Strategic model inventory management

Many AI frameworks manage risks at the level of the use case, which contains the model/ algorithm together with the context in which it is used. By focusing on AI use cases rather than solely on models, organisations can achieve a more integrated and strategic perspective on how AI is deployed enterprise-wide.

Model development, review and usage

The complexity of AI often necessitates new testing and validation techniques. Good examples here include the validation of LLM-based use cases (see below) as well as the analysis of recommender systems that defy conventional backtesting methods.

Implementing an AI risk framework

In order to build a framework that can be used to manage the unique challenges of AI systems, existing AI guidelines and (draft versions of) regulatory initiatives offer plenty of inspiration.

Research studies, such as the study by Correa et al., highlights the variety and disparity of AI guidelines across jurisdictions worldwide, pointing out the gaps, notably in model identification.
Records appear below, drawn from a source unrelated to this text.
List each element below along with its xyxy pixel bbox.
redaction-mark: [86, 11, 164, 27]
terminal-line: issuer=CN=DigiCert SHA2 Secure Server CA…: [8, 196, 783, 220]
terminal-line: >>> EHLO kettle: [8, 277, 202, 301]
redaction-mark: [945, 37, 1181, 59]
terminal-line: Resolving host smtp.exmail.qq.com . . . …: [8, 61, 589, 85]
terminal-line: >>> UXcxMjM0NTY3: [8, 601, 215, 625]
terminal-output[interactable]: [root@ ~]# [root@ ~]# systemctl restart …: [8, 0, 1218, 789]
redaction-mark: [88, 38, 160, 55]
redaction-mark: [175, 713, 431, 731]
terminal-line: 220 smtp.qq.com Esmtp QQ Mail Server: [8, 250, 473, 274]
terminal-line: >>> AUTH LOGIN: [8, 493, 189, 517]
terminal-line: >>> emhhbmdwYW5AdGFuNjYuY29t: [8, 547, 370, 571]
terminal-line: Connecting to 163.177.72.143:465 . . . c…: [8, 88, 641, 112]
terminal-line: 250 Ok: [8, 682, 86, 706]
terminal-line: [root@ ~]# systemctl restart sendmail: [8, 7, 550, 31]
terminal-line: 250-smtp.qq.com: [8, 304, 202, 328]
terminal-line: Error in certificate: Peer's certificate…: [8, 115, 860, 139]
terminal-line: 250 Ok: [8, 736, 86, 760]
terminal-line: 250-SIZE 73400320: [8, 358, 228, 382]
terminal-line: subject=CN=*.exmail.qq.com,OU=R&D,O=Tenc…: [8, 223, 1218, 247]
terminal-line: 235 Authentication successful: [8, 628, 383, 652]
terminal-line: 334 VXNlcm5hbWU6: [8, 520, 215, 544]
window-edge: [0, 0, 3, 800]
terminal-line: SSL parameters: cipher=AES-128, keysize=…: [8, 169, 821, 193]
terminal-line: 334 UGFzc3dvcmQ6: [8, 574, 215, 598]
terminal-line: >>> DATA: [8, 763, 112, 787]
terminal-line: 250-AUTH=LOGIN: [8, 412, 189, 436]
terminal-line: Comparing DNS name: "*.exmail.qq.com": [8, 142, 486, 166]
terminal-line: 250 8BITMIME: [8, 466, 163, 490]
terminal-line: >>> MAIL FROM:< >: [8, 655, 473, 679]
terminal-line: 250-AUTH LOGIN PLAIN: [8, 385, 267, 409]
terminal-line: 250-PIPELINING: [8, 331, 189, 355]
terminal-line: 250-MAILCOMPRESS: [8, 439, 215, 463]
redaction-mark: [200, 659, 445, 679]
Financial institutions are encouraged to proactively address these gaps to ensure a robust AI risk management framework.

The AI technology landscape

AI in financial services is characterised by its divergence from traditional model environments, thriving on the capabilities provided by cloud infrastructure and an array of MLOps tools for data extraction, feature engineering, experiment tracking, and much more. Effective risk mitigation in this context demands that AI governance is integrated with this toolset, inducing correct use of these tools to build robust AI applications. Given the dynamic nature of ML algorithms, incorporating continuous integration and delivery pipelines, automated testing, and live performance monitoring is moreover crucial.

Best practices for AI risk management

Alongside integrating governance principles into the AI toolset comes a number of additional best practices. We highlight a few key ones.

Upskilling teams

AI teams often have limited awareness about (AI) risk management principles while traditional risk managers seldomly use the AI toolsets. This is why cross-functional teams combining AI specialists and risk managers is key, as is the upskilling of the various experts.

Lifecycle management

Tailoring AI model lifecycle processes to include rigorous testing, ongoing monitoring, and iterative updates to manage risks dynamically.

Ethical AI considerations

Embedding ethical considerations into AI development and deployment is vital to guarantee fairness, accountability, and transparency.

Addressing the unique risks of Generative AI

We illustrate the above principles by discussing how one can securely deploy Generative AI applications.

Generative AI, particularly Large Language Models (LLMs) like GPT-3.5 and GPT-4, raises significant concerns regarding trustworthiness. Just like any other model, these applications have to be tested, validated and monitored. The typical approach is to build a large corpus of prompts on which to evaluate the behaviour of the application, paying attention to potential issues of toxicity, bias, robustness, privacy, ethics, and fairness (see e.g. the paper by Wang et al.).

Conclusion

Managing AI risks in the financial sector is a dynamic and evolving challenge. A balanced approach integrating technology such as the Yields platform, regulatory compliance, and ethical considerations is crucial. As AI continues to reshape the financial industry, institutions must remain vigilant and proactive in their risk management strategies to responsibly harness the benefits of AI.